During council debate, Muse was shushed several times by Mayor Jerry Jalbert, who indicated the time for public comment was over. Muse then passed a handwritten note to councilors, which gave the mayor pause after it worked its way up the line to his place at the head of the dais.

“I’ve sold the property. Sorry I forgot to mention it,” read the note, which gave the name of Muse’s Realtor for confirmation.

However, Councilor Melissa Linscott, a professional Realtor and property investor, seemed unimpressed by the revelation, especially when Muse, who said he would remain a tenant in the building, seemed unable to answer any questions about the sale.

“I think it’s great that there’s been an attempt to sell the property, but it doesn’t even sound like there’s a signed contract,” said Linscott, adding that a so-called “short sale” — when a mortgage holder accepts less than is owed on a property — “can be a very, very lengthy process and is not a Band Aid for this kind of situation.”

Muse bought the building at 35 Mildred St. for $121,900 in October 1992 and became sole owner following a divorce in December 2006. In February of that year, Muse took out a $336,000 mortgage on the home with Downeast Mortgage, which U.S. Bank acquired in August 2008. According to a foreclosure notice filed April 28 at the Cumberland County Registry of Deeds, Muse has not made a payment on the property since November 2008 and now owes $350,642.

South Portland has the property assessed at $280,800, including $67,800 for the 0.15-acre lot and $213,00 for the two-story, thee-unit building, built in 1910.

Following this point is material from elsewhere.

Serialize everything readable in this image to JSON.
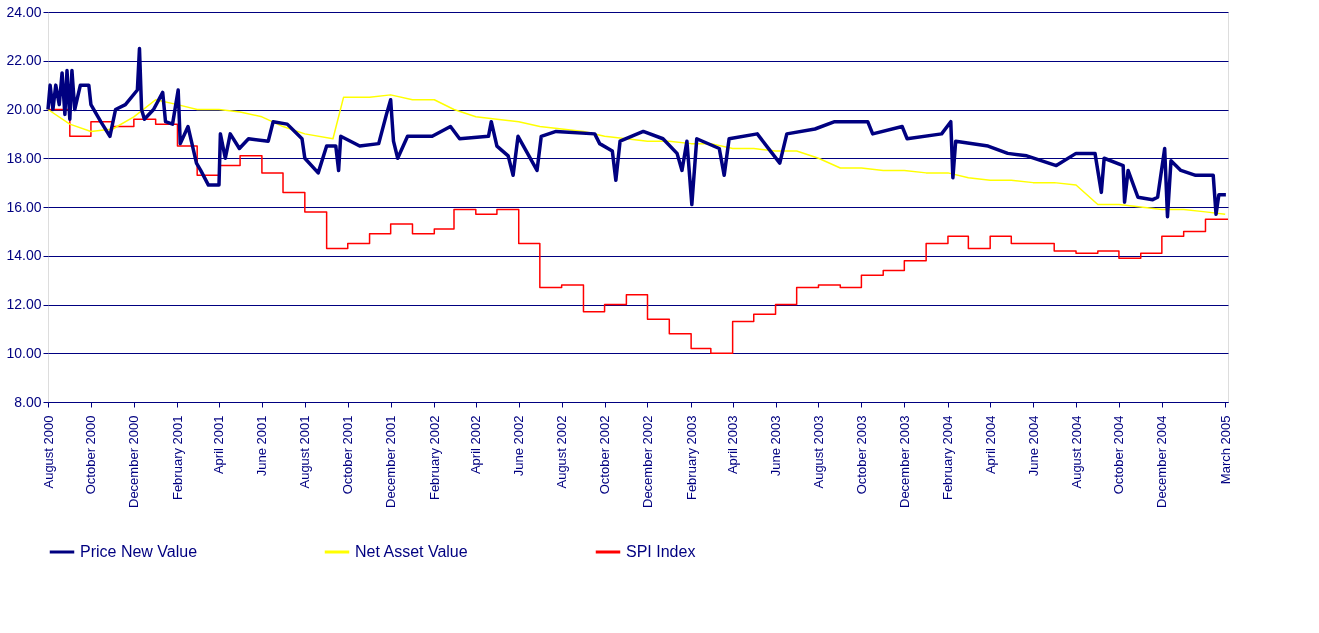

According to the April foreclosure, Muse also owes $30,000 to Evergreen Credit Union for an additional mortgage, as well as $15,960 in legal bills following a 2011 lawsuit filed by a former lessee.

Maine Revenue Service also has a tax lien on the home for $1,707 in back taxes.

Following Linscott’s lead, the city council declined to give Muse time to complete his property sale, voting unanimously to declare his home a public nuisance.

Although Muse was given 15 days to fix the sewer line, the issue is unlikely to end that soon.

“It’s still going to be a long road,” Jalbert told neighbors gathered for the decision. “Our code enforcement officer is going to have a pretty heavy task ahead of her.”